Log Monitoring enables you to store all logs centrally within external storage. This makes log data available independent of log files themselves. This can be beneficial in the following situations:
- Short log retention periods
- Volatile log storage
- Legal requirements for keeping logs archived centrally for long time periods
In addition you can also:
- Analyze multiple logs simultaneously
- Parse log or JSON files
- Generate metrics from log content
Log storage requirements and costs
For Dynatrace SaaS customers, log files are stored in the same AWS availability zone where your Dynatrace environment resides. You don’t have to worry about storage performance, availability, or free space. Disk storage costs are included in your Log Monitoring subscription. Costs are based on the average size of your cloud-based log storage, including the amount of streamed log data and the defined retention period. For details, see How to calculate monitoring consumption and Data retention periods.
To store log files centrally on your Dynatrace Managed cluster, you must provide a common Network File System (NFS) mount point (path) that is identical throughout the cluster and available from all cluster nodes. With this approach, it's your responsibility to ensure appropriate levels of performance, availability, and free space on the mounted NFS volume. Costs are calculated based only on the amount of ingress log data (GB/day), not total storage size, so retention time doesn't influence storage costs. For deployments on AWS, we recommend that you use the Amazon Elastic File System for your log storage.

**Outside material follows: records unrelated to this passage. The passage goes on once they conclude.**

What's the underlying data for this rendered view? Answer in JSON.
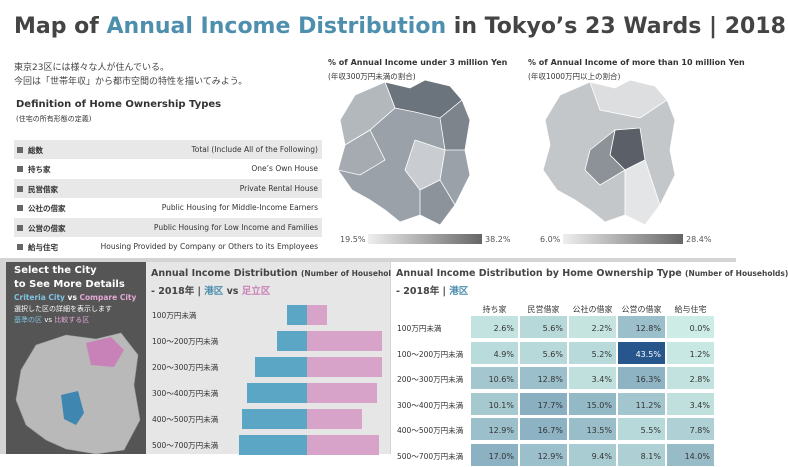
{
  "header": {
    "title_parts": [
      "Map of ",
      "Annual Income Distribution",
      " in Tokyo’s 23 Wards | 2018"
    ],
    "intro": [
      "東京23区には様々な人が住んでいる。",
      "今回は「世帯年収」から都市空間の特性を描いてみよう。"
    ]
  },
  "ownership": {
    "title": "Definition of Home Ownership Types",
    "subtitle": "(住宅の所有形態の定義)",
    "rows": [
      [
        "総数",
        "Total (Include All of the Following)"
      ],
      [
        "持ち家",
        "One’s Own House"
      ],
      [
        "民営借家",
        "Private Rental House"
      ],
      [
        "公社の借家",
        "Public Housing for Middle-Income Earners"
      ],
      [
        "公営の借家",
        "Public Housing for Low Income and Families"
      ],
      [
        "給与住宅",
        "Housing Provided by Company or Others to its Employees"
      ]
    ]
  },
  "map_low": {
    "title": "% of Annual Income under 3 million Yen",
    "subtitle": "(年収300万円未満の割合)",
    "legend_min": "19.5%",
    "legend_max": "38.2%"
  },
  "map_high": {
    "title": "% of Annual Income of more than 10 million Yen",
    "subtitle": "(年収1000万円以上の割合)",
    "legend_min": "6.0%",
    "legend_max": "28.4%"
  },
  "selector": {
    "title": [
      "Select the City",
      "to See More Details"
    ],
    "line1": [
      "Criteria City",
      " vs ",
      "Compare City"
    ],
    "line2": "選択した区の詳細を表示します",
    "line3": [
      "基準の区",
      " vs ",
      "比較する区"
    ]
  },
  "pyramid": {
    "chart_data": {
      "type": "bar",
      "title": "Annual Income Distribution",
      "title_note": "(Number of Households)",
      "subtitle_parts": [
        "- 2018年 | ",
        " vs "
      ],
      "categories": [
        "100万円未満",
        "100～200万円未満",
        "200～300万円未満",
        "300～400万円未満",
        "400～500万円未満",
        "500～700万円未満"
      ],
      "xlim": [
        0,
        80
      ],
      "series": [
        {
          "name": "港区",
          "color": "#5aa6c4",
          "values": [
            20,
            30,
            52,
            60,
            65,
            68
          ]
        },
        {
          "name": "足立区",
          "color": "#d7a3c8",
          "values": [
            20,
            75,
            75,
            70,
            55,
            72
          ]
        }
      ]
    }
  },
  "heatmap": {
    "title": "Annual Income Distribution by Home Ownership Type",
    "title_note": "(Number of Households)",
    "subtitle_parts": [
      "- 2018年 | ",
      "港区"
    ],
    "columns": [
      "持ち家",
      "民営借家",
      "公社の借家",
      "公営の借家",
      "給与住宅"
    ],
    "rows": [
      "100万円未満",
      "100～200万円未満",
      "200～300万円未満",
      "300～400万円未満",
      "400～500万円未満",
      "500～700万円未満"
    ],
    "values": [
      [
        2.6,
        5.6,
        2.2,
        12.8,
        0.0
      ],
      [
        4.9,
        5.6,
        5.2,
        43.5,
        1.2
      ],
      [
        10.6,
        12.8,
        3.4,
        16.3,
        2.8
      ],
      [
        10.1,
        17.7,
        15.0,
        11.2,
        3.4
      ],
      [
        12.9,
        16.7,
        13.5,
        5.5,
        7.8
      ],
      [
        17.0,
        12.9,
        9.4,
        8.1,
        14.0
      ]
    ],
    "value_labels": [
      [
        "2.6%",
        "5.6%",
        "2.2%",
        "12.8%",
        "0.0%"
      ],
      [
        "4.9%",
        "5.6%",
        "5.2%",
        "43.5%",
        "1.2%"
      ],
      [
        "10.6%",
        "12.8%",
        "3.4%",
        "16.3%",
        "2.8%"
      ],
      [
        "10.1%",
        "17.7%",
        "15.0%",
        "11.2%",
        "3.4%"
      ],
      [
        "12.9%",
        "16.7%",
        "13.5%",
        "5.5%",
        "7.8%"
      ],
      [
        "17.0%",
        "12.9%",
        "9.4%",
        "8.1%",
        "14.0%"
      ]
    ],
    "color_range": [
      0,
      43.5
    ]
  }
}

Before configuring the path for log storage, you can check your DDU consumption. In the Dynatrace menu, go to Settings > Accounting > Davis data units overview. The Davis data units (DDUs) model counts all incoming events from your log data. Each log event (log line, message, event, etc.) deducts 0.0005 DDU from your available quota. 1 GiB ingest is an equivalent of 1 million log events. See DDUs for Log Monitoring.
To set up your central location for log storage:
From the navigation menu, select Settings > Log Monitoring.
Set the Use network attached storage switch to the On position.
Click the edit button and type the mount point (for example,
/usr/local/path/to/storage) to the network resource.
Make sure that all Dynatrace cluster nodes have write access to the mount point you indicated.
Restart the Dynatrace cluster using the Restart button for each of the nodes in the cluster.
For each monitored environment, in the Set total environment quotas section, set the Log monitoring storage to a non-zero value (default 0 MB).
The log writing queue can take up to 1% of available memory on a cluster node. The CPU is typically not affected much. For metrics, a single node can process about two million log entries per second.
Because of the volume of logs, log files are compressed using Zstandard before they're sent for analysis. This task requires an average of 10% of compute power. Worst case, this task will require about 25% of compute power.
If you configured Log Monitoring to store all logs centrally, all log content needs to be read. If the log files are on NFS, each byte written to the log file also needs to be read. As a result, Log Monitoring reads from NFS at the same rate the log files are written. Depending on your network infrastructure, this may impact your network throughput, as a higher rate of log data generation will cause higher network utilization.
For the ActiveGate component, provide one physical core per 50 Mbps of traffic (compressed content).